Despite Oracle’s marked progress in software as a service and other portions of the cloud value chain, the company’s top and bottom lines are still driven in large part by databases. Gartner estimates Oracle’s total revenue from databases approached $14 billion in 2016, more than 35% of annual revenue in fiscal 2016 and fiscal 2017. If we assume a 45% GAAP operating margin for the database business, this business would have been worth nearly 50% of the company’s operating profit in fiscal 2016 and fiscal 2017. Oracle needs to quickly (and profitably) scale up its cloud businesses in the event that customers do begin to seriously migrate away from its database offerings. To Oracle’s credit, the SaaS business continues to see a strong upward lift on its gross margins, though the broader IaaS/PaaS business continues to operate at heavily dilutive levels of profitability compared with the broader business. IaaS/PaaS GAAP gross margins have fallen from a peak of 58% in the first quarter of fiscal 2017 to just 39% in the first quarter of fiscal 2018, while revenue grew only 27% over that period despite redoubled efforts in the company’s IaaS business.
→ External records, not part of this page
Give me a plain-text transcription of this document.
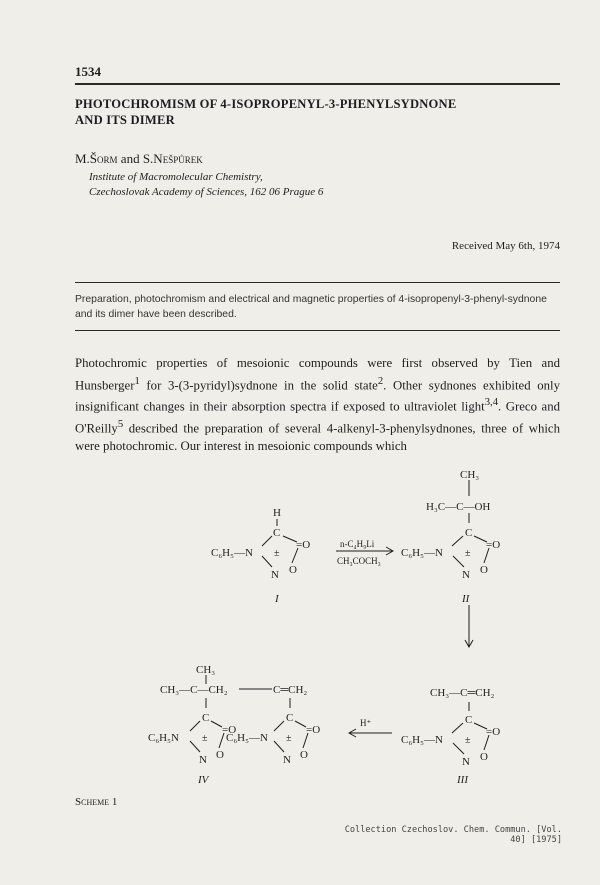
1534
PHOTOCHROMISM OF 4-ISOPROPENYL-3-PHENYLSYDNONE
AND ITS DIMER
M.Šorm and S.Nešpůrek
Institute of Macromolecular Chemistry,
Czechoslovak Academy of Sciences, 162 06 Prague 6
Received May 6th, 1974
Preparation, photochromism and electrical and magnetic properties of 4-isopropenyl-3-phenyl-sydnone and its dimer have been described.

Photochromic properties of mesoionic compounds were first observed by Tien and Hunsberger$^1$ for 3-(3-pyridyl)sydnone in the solid state$^2$. Other sydnones exhibited only insignificant changes in their absorption spectra if exposed to ultraviolet light$^{3,4}$. Greco and O'Reilly$^5$ described the preparation of several 4-alkenyl-3-phenylsydnones, three of which were photochromic. Our interest in mesoionic compounds which

H
C
=O
C₆H₅—N ±
O
N
I
n-C₄H₉Li
CH₃COCH₃
CH₃
H₃C—C—OH
C
=O
C₆H₅—N ±
O
N
II
CH₃—C═CH₂
C
=O
C₆H₅—N ±
O
N
III
H⁺
CH₃
CH₃—C—CH₂	C═CH₂
C
=O
C₆H₅N ±
O
N
C
=O
C₆H₅—N ±
O
N
IV
Scheme 1
Collection Czechoslov. Chem. Commun. [Vol. 40] [1975]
While we would be surprised if either Amazon or Salesforce outright confirmed The Information’s report, this smoke could mean a fire. In the case of Salesforce, reports of the company’s potential migration away from Oracle date back to 2013, when Salesforce and Oracle announced a nine-year partnership centered on Salesforce continuing to consume Oracle database licenses, Oracle-branded Linux OS licenses and support, and Java middleware, while Oracle worked to integrate its enterprise resource planning solutions with Salesforce’s best-in-breed customer relationship management platform. There were rumblings before and after the deal’s signing that Salesforce had been growing weary of its relationship with and reliance on Oracle and the latter company’s technology. Project Sayonara gained traction in a May 2016 Forbes report suggesting that Salesforce planned to be completely migrated from Oracle technology by 2023, which would coincide with the end of the nine-year stated partnership. We view this outcome as more likely (though still not an absolute certainty by any stretch) following The Information’s report, which cited a source close to the situation as stating that Salesforce continues to develop alternative solutions for its Sales Cloud and Marketing Cloud offerings, which represent 37% and 10% of our fiscal 2018 subscription revenue forecast, respectively, excluding Commerce Cloud.

Turning to Amazon, The Information’s report suggested that a migration away from Oracle has its roots in the early 2000s, referencing Amazon’s high-profile outage in 2004 as a turning point in Amazon’s perception of its reliance on Oracle as a technology provider. The report suggests Amazon’s retail unit has switched to internal solutions running open-source NoSQL databases that handle both customer and order information. Amazon has not confirmed this report, and we would caution investors that a database migration of this size would be a massive undertaking, as many databases have multiple dependencies across a boatload of applications in large enterprises, creating a significant degree of execution risk when undertaking a migration. However, large companies with substantial IT resources such as Amazon may in fact be in a position to provide a blueprint for leaving these environments, particularly when examining the financial implications of consuming open-source database technology. An April 2015 Gartner report, “The State of Open-Source RDBMSs,” postulated that an enterprise running a single Oracle 12c database license across two cores would spend $473,100 over three years; a comparable deployment of Postgres Plus would cost just $41,400 over the same period. Even if we assume discounting on Oracle’s part, this still represents a massive potential cost savings, should enterprises more aggressively pursue database migration projects.